Bug migrated to master from another branch without merging

Hello!

We are using Sonarqube development edition version 9.8.0.63668.

In our case sonarqube does 2 scans on each PR (PR scan and full branch scan) to prevent merging unexpected issues into master.

Today we have faced with unexpected Sonarqube behavior. Our nightly job on CXX project was failed due to quality gate with new code smell into master branch.
When I opened issue history, I’ve noticed that issue was copied from another branch

But this branch is newly created PR that was not merged into master yet. Moreover, QualityGate check succeeded on this PR:


How it could happen? What means “copied” in this case? And how we can prevent running into this issue in the future?
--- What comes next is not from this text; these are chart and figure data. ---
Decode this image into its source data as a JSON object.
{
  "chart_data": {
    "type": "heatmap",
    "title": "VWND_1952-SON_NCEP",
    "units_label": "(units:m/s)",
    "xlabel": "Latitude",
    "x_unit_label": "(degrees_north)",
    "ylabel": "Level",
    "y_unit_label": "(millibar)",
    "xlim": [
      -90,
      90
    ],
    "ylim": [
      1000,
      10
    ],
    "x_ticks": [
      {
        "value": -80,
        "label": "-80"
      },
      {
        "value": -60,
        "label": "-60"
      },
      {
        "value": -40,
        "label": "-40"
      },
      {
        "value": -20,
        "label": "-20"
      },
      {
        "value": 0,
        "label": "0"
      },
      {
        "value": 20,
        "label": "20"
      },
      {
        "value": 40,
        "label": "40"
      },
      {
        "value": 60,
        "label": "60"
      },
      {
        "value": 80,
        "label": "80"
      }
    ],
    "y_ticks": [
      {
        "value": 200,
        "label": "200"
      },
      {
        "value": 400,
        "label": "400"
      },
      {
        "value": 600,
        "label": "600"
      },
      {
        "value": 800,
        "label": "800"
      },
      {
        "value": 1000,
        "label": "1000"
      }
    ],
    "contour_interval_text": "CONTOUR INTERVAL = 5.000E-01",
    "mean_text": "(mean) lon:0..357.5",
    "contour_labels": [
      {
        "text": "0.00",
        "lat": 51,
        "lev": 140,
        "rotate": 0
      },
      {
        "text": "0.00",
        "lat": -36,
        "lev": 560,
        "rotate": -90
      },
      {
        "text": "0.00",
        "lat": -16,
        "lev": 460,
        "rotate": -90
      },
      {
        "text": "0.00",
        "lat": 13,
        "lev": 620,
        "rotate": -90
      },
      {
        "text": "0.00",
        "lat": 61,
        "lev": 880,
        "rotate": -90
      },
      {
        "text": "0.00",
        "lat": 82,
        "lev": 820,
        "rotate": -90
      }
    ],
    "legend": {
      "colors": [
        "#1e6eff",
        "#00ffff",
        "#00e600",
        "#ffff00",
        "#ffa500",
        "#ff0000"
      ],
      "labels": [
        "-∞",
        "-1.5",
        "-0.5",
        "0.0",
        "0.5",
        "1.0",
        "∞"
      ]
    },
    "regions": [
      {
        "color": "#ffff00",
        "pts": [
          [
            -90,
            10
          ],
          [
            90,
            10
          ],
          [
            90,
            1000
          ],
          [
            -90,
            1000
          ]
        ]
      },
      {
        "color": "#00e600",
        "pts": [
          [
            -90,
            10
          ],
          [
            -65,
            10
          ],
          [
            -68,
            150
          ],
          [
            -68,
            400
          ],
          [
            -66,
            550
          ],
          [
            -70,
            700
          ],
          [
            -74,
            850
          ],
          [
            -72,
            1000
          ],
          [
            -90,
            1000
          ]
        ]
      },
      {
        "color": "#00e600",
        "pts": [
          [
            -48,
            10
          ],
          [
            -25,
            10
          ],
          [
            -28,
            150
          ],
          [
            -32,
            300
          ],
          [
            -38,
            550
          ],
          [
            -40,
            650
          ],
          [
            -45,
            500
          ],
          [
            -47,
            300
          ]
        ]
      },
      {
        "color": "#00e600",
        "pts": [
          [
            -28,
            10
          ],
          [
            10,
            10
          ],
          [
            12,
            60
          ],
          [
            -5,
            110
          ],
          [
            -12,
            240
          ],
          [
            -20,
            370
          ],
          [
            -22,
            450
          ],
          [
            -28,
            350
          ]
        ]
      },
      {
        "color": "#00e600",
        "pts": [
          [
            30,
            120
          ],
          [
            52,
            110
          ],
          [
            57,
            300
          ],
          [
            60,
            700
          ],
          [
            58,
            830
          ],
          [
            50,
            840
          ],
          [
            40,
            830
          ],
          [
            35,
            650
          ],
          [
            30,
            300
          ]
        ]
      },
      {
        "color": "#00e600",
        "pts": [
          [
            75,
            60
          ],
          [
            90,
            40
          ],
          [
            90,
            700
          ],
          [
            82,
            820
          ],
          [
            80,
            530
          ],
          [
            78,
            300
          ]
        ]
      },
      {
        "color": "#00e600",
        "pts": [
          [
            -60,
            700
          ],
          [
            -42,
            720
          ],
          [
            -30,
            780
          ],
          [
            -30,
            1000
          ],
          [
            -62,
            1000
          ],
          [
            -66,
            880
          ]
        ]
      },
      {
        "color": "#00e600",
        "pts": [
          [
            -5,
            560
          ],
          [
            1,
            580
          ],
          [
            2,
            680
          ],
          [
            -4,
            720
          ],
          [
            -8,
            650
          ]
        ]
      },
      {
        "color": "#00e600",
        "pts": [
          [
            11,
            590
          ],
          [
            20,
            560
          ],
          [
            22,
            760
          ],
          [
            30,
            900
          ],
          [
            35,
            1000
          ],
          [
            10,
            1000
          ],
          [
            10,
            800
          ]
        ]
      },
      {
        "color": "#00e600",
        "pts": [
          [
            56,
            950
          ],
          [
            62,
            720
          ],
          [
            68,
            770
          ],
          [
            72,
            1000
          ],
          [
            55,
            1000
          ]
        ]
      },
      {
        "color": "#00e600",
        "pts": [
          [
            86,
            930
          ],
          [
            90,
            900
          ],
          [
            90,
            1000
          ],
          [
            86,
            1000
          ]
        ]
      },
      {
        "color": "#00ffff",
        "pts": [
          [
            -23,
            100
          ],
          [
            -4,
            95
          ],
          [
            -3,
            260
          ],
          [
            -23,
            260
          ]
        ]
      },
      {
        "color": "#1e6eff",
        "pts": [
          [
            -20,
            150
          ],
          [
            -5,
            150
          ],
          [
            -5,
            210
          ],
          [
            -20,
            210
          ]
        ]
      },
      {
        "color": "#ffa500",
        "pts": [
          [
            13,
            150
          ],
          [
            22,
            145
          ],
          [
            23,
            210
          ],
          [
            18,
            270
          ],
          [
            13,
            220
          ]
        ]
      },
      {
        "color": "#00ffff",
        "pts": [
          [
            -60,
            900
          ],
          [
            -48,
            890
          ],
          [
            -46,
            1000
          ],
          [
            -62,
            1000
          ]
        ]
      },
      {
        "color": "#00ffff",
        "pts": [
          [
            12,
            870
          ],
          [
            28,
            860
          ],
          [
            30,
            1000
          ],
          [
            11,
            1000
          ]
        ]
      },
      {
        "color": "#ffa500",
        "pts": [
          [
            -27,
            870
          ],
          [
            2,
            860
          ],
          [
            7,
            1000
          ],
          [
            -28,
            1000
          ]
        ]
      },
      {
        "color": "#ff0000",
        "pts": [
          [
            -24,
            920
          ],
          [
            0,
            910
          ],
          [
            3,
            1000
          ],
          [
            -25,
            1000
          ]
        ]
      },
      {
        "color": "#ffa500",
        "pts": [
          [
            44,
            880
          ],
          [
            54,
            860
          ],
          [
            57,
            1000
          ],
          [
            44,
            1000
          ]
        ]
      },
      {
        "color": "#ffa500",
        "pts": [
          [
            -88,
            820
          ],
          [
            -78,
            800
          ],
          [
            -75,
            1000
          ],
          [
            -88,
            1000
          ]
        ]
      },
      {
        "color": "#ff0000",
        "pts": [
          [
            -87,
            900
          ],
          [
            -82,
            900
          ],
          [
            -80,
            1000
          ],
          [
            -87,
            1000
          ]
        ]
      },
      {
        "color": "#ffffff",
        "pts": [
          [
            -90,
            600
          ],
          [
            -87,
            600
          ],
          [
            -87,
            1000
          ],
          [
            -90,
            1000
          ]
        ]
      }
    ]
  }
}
If you need any additional information, I will gladly provide it.

Ping…

Does any one looked at this issue? Please, let me know if you have any information/guesses/questions.

Hi,

What conditions are in your Quality Gate?

 
Ann

Hi, @ganncamp !
Here is the quality gate conditions list used for this project.

Hi,

Thanks for sharing your Quality Gate. Since the issue in question is a Code Smell, it could have slipped through the standard ‘Maintainability Rating is worse than A’ criterion in the build-in Quality Gate. But you’ve also got a condition on Minor issues, so that should have caught it.

I’m over my head at this point, so I’m going to flag this for more expert eyes.

 
Ann

Hi,
SonarQube doesn’t know when PRs actually get merged, since it doesn’t get that information from the code repo being used (github in your case).
So it guesses that an issue is merged from a PR to master when:

  • The same issue is present (open) in the PR, and the PR targets master
  • The issue hadn’t been seen in master before

So it could happen that the issue was coincidentally introduced into master, at the same time when it already existed in the PR.
The same algorithm applies for branches with the New Code Period set to “reference branch”, and using master as the reference.
The goal is that manual changes done to issues are not lost, and are moved to the master branch. Note that the fact that SonarQube indicates that the issue was copied from another branch to master is not the reason why the issue exists in master. It means that the issue is present in the code analyzed as master, and sonarqube just copied the issue attributes from somewhere else instead of initializing it with all default values.